En plus, il a fait savoir que la signature de l’acte d’engagement éthique symbolise un moment de purgation des tendances associales ayant terni l’image de marque de notre pays.
Enfin, « Votre signature constitue, à cet effet, votre décision solennelle de vous conformer aux dispositions du Code de conduite de l’Agent de l’Etat et de réguler désormais votre comportement, votre attitude professionnelle au rythme de ces prescrits », a souligné le Directeur général de l’Ocep.

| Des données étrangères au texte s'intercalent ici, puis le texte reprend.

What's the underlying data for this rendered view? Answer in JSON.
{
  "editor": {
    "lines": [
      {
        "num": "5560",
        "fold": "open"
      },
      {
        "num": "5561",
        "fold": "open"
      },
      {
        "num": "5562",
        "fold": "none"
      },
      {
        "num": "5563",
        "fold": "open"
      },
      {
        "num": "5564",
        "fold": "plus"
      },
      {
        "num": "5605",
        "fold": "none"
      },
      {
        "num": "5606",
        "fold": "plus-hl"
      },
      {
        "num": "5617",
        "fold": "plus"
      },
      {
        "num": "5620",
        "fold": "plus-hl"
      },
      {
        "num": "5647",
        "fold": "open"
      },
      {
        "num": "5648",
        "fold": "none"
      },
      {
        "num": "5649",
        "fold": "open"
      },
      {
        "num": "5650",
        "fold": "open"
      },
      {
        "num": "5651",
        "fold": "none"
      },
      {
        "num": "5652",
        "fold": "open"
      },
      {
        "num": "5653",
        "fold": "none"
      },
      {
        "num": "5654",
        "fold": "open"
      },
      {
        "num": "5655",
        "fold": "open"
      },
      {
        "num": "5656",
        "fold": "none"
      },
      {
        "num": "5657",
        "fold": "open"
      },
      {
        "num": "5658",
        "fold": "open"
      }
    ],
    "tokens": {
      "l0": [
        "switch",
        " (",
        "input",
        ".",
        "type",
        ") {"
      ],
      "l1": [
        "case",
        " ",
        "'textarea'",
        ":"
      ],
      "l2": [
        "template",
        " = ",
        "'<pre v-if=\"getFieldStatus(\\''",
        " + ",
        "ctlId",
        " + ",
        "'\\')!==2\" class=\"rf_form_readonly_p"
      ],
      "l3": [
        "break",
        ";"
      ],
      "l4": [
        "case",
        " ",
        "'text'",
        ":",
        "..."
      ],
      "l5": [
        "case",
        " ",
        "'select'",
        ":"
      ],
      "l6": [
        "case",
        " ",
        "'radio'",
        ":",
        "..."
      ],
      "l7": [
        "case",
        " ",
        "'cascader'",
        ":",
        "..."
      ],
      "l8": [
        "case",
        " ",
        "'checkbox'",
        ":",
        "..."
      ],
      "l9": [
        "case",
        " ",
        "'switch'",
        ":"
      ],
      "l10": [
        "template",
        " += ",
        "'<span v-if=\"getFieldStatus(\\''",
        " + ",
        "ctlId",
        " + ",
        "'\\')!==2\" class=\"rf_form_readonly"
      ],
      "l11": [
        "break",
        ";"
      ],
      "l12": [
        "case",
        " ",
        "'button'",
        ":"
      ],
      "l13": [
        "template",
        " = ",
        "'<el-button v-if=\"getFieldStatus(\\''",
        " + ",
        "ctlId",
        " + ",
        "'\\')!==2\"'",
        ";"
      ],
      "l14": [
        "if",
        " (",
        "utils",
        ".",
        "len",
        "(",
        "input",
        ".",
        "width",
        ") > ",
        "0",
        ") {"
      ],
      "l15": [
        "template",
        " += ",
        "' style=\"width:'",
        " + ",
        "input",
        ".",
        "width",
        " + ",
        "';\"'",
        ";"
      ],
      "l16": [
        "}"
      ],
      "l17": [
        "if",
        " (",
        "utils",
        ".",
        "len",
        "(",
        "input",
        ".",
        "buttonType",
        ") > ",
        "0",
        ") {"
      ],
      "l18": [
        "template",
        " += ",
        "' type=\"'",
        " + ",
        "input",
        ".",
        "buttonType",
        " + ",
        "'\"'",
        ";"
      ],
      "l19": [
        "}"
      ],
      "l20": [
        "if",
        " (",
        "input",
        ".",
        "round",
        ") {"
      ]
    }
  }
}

 A son tour, le Secrétaire général du gouvernement, Xavier Bonane ya Nganzi, a renseigné que l’idée de faire signer aux membres du gouvernement l’acte d’engagement éthique, le Premier ministre l’avait exprimée lors du séminaire d’immersion organisé aux chutes touristiques de Zongo, dans la province du Bas-Congo.
 Ainsi, tous les membres du gouvernement ont été tenus informés de la situation à cette occasion.

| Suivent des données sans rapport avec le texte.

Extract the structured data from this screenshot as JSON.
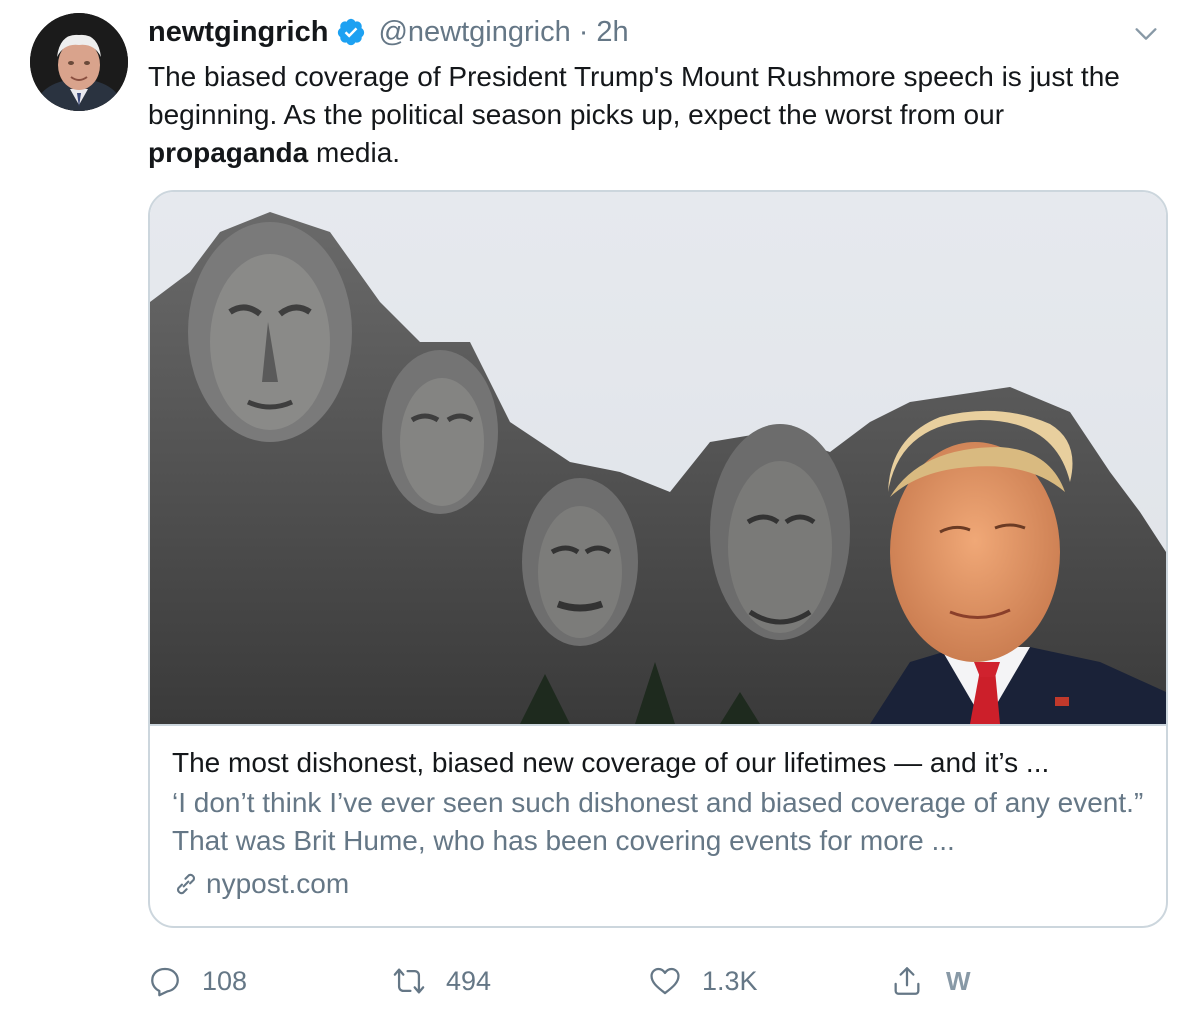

« En effet, depuis plus d’un quart de siècle, la République Démocratique du Congo vit dans une corruption généralisée et sans précédent, gangrénant ainsi toutes les structures de la vie nationale et ayant des conséquences très néfastes tant sur le plan social, politique qu’économique ».

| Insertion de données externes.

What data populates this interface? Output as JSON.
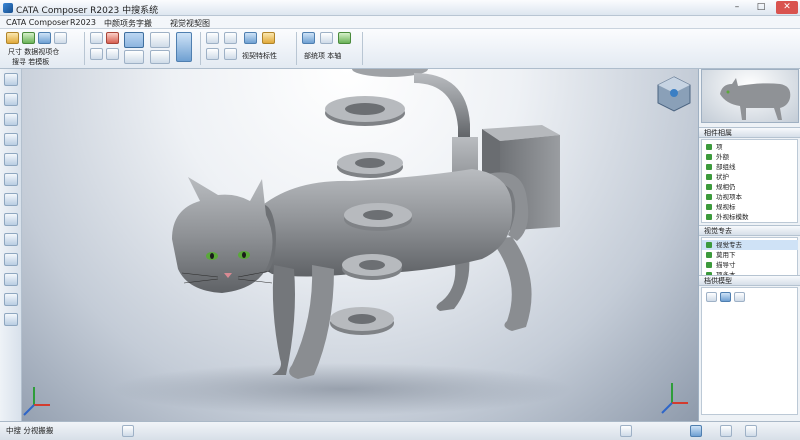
{
  "window": {
    "title": "CATA Composer    R2023  中搜系统"
  },
  "menu": {
    "items": [
      "CATA Composer",
      "R2023",
      "中颜项务字搬",
      "视觉视契图"
    ]
  },
  "ribbon": {
    "group1_line1": "尺寸 数据视项仓",
    "group1_line2": "搜寻  若模板",
    "group2_label": "视契特标性",
    "group3_label": "部统项 本轴"
  },
  "panel": {
    "section1_title": "相件相属",
    "section1_items": [
      "项",
      "外额",
      "部组线",
      "状护",
      "规相仍",
      "功视项本",
      "规视标",
      "外视标模数"
    ],
    "section2_title": "视觉专去",
    "section2_items": [
      "视觉专去",
      "莫用下",
      "描导寸",
      "项多本"
    ],
    "section3_title": "档供模型"
  },
  "status": {
    "left_text": "中搜   分视搬搬",
    "right_text": ""
  },
  "colors": {
    "accent": "#3c7fc4",
    "viewport_bg": "#c4ccd7",
    "model_gray": "#8a8d91"
  },
  "icons": [
    "app-logo-icon",
    "save-icon",
    "open-icon",
    "select-icon",
    "rotate-icon",
    "zoom-icon",
    "compass-icon",
    "axis-triad-icon"
  ]
}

 Il a rafraichi la mémoire de l’auditoire sur les missions assignées à l’Ocep au regard de l’ordonnance le créant.


 Il s’agit notamment de moraliser la gestion de la chose publique à tous les niveaux, préciser les règles de conduite en matière d’intégrité morale et d’éthique professionnelle, aider l’agent public de l’Etat à respecter lesdites règles, favoriser l’amour du travail et la gestion de la chose publique, lutter contre les antivaleurs dans les milieux socioprofessionnels.
 Il a aussi rappelé que la RDC a ratifié la 8ème Convention des Nations Unies contre la corruption et a signé la Convention de l’Union Africaine sur la prévention et la lutte contre la corruption en 2005 et le Protocole de la SADC contre la corruption.
Enfin, les membres du gouvernement présents ont été invités à apposer leur signature tour à tour suivant la préséance, sur le document en signe d’engagement personnel à lutter contre les antivaleurs.